EgoToM: Benchmarking Theory of Mind Reasoning from Egocentric Videos

TL;DR

This work introduces EgoToM, a new video question-answering benchmark that extends Theory-of-Mind (ToM) evaluation to egocentric domains and generates multi-choice video QA instances for the Ego4D dataset to benchmark the ability to predict a camera wearer's goals, beliefs, and next actions.

Abstract

We introduce EgoToM, a new video question-answering benchmark that extends Theory-of-Mind (ToM) evaluation to egocentric domains. Using a causal ToM model, we generate multi-choice video QA instances for the Ego4D dataset to benchmark the ability to predict a camera wearer's goals, beliefs, and next actions. We study the performance of both humans and state of the art multimodal large language models (MLLMs) on these three interconnected inference problems. Our evaluation shows that MLLMs achieve close to human-level accuracy on inferring goals from egocentric videos. However, MLLMs (including the largest ones we tested with over 100B parameters) fall short of human performance when inferring the camera wearers' in-the-moment belief states and future actions that are most consistent with the unseen video future.
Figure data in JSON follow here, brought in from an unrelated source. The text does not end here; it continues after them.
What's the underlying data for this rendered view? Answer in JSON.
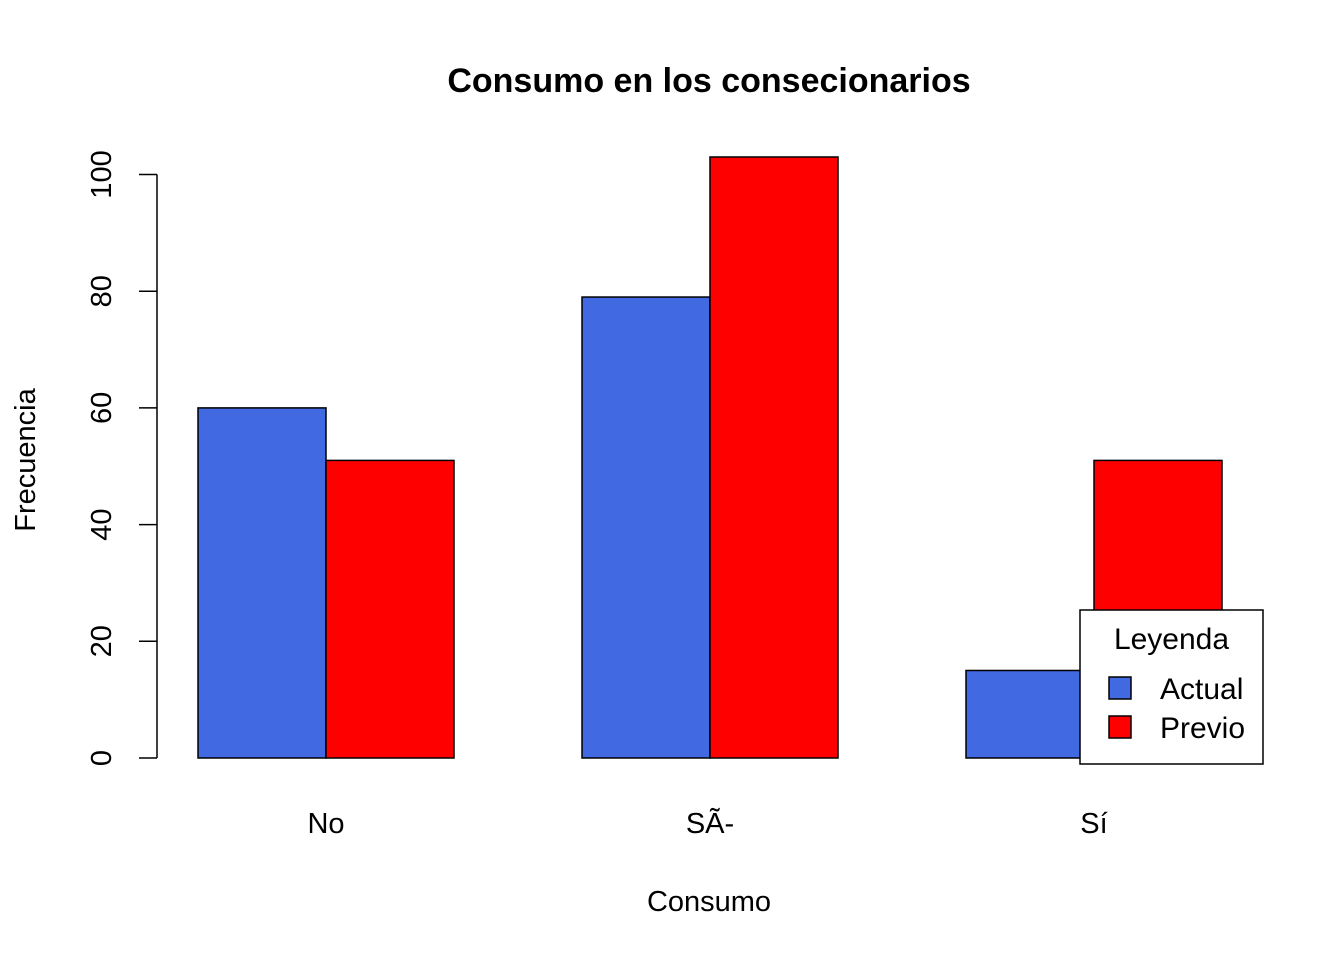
{
  "chart_data": {
    "type": "bar",
    "title": "Consumo en los consecionarios",
    "xlabel": "Consumo",
    "ylabel": "Frecuencia",
    "categories": [
      "No",
      "SÃ-",
      "Sí"
    ],
    "series": [
      {
        "name": "Actual",
        "color": "#4169E1",
        "values": [
          60,
          79,
          15
        ]
      },
      {
        "name": "Previo",
        "color": "#FF0000",
        "values": [
          51,
          103,
          51
        ]
      }
    ],
    "ylim": [
      0,
      103
    ],
    "yticks": [
      0,
      20,
      40,
      60,
      80,
      100
    ],
    "grid": false,
    "legend": {
      "title": "Leyenda",
      "placement": "bottom-right"
    }
  }
}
We believe that our results will shape the future design of an important class of egocentric digital assistants which are equipped with a reasonable model of the user's internal mental states.

Figures (5)

• Figure 1: Example questions in EgoToM and difficulty for humans and models, with selected frames before and after the query moment (0s). C indicates the camera wearer. Boldfaced choices are the correct answer best supported by video evidence. For example, in goal inference (right), the single frame at the query moment cannot disambiguate the choices, but the past context suggests that C's main goal is to collect and organize wheat bundles. Some statements were slightly edited and trimmed for visualization purposes.
• Figure 2: Example questions associated with the same query moment in EgoToM. The questions are queried at 3m41s for this instance.
• Figure 3: The EgoToM generation pipeline. Given a query moment, ground-truth goal, belief, and actions are extrapolated using future action narrations. Wrong choices are generated only using narrations prior to the query moment and do not align with the video future.
• Figure 4: Performance of humans, LLM families, and some open-weight VLMs on EgoToM questions. Dashed lines indicate chance level for each question category. Error bars indicate standard error of the mean (for models, this is computed over the mean accuracy for each question over 3 shuffled choice sets). Legends indicate the context provided for the QAs in each model. Humans, open-weight VLMs, and GPT-4-Turbo are evaluated with sample frames from video contexts. Llama models and GPT models are evaluated with text contexts (Ego4D narrations).
• Figure 5: A. Choice consistency between humans and models. B. Error consistency between inference types within each model. Error consistency measures binary answer correctness alignment between two response profiles. Choice consistency measures multi-way choice selection alignment between two response profiles.